U.S. Vice President Mike Pence traveled to Iraq on November 23 on an unannounced visit to reassure Iraqi Kurds of U.S. support after President Donald Trump’s abrupt decision to withdraw troops from northern Syria.
Pence landed in Irbil to meet with Nechirvan Barzani, the president of the Kurdistan region in Iraq. He also spoke by phone with Iraqi Prime Minister Adel Abdul Mahdi whose government is facing public unrest fueled by frustrations over corruption. Pence also met with U.S. troops at an air base ahead of next week’s Thanksgiving holiday in the United States.

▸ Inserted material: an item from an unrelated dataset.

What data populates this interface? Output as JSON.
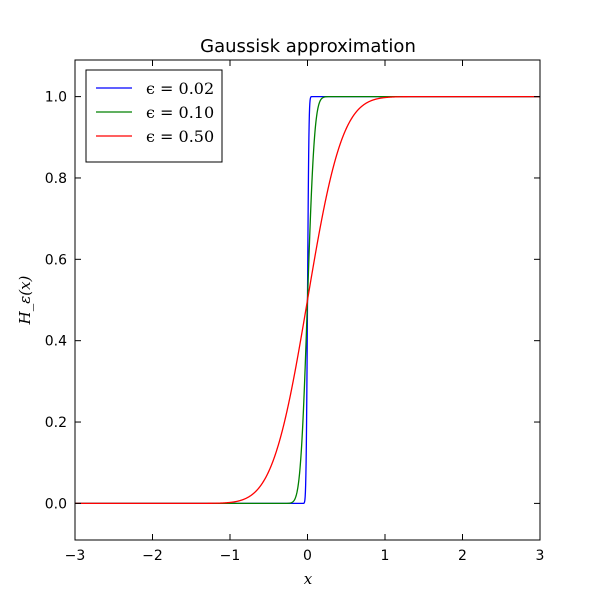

Pence’s visit comes after Turkey last month launched an offensive into northeastern Syria after Trump’s announced withdrawal. That move prompted Syrian Kurds -- seeking protection from Turkey -- to invite Syrian government and Russian forces into parts of northeastern Syria. More are now deploying along large parts of the border region under a Russian-Turkish deal, including to at least one former U.S. garrison in northern Syria. Trump later agreed to keep about 150 U.S. troops at a base in southern Syria as a check on Iranian influence in the region.
Barzani thanked Pence for U.S. military support in the fight against Islamic State extremists, adding that his “visit at this particular time is an important indication of your continued support to Kurdistan and Iraq.”
Pence said he welcomed the opportunity on behalf of Trump “to reiterate the strong bonds forged in the fires of war between the people of the United States and the Kurdish people across this region.”
In his call with Abdul Mahdi, Pence discussed the unrest and protests over corruption that have rocked the country.
At least 320 protesters have been killed and thousands more have been wounded since the unrest erupted in Iraq -- but mainly in the Shi’ite south -- on October 1 over corruption and a lack of opportunities in the oil-rich Middle East country.
U.S. Ambassador to Iraq Matthew Tueller said Pence expressed support for a free, sovereign, and independent Iraq, a subtle warning against Iranian influence in the country.
Pence also urged the Iraqi government to show restraint with the protesters. According to one official, Mahdi voiced regret for the violence and suggested it was the result of growing pains for the country’s security services, more used to war than democratic protest.
Pence, accompanied by his wife, Karen, also served a turkey to hundreds of troops in Iraq.
“While you come from the rest of us, you’re the best of us,” Pence told service members at the Al-Asad Air Base northwest of Baghdad.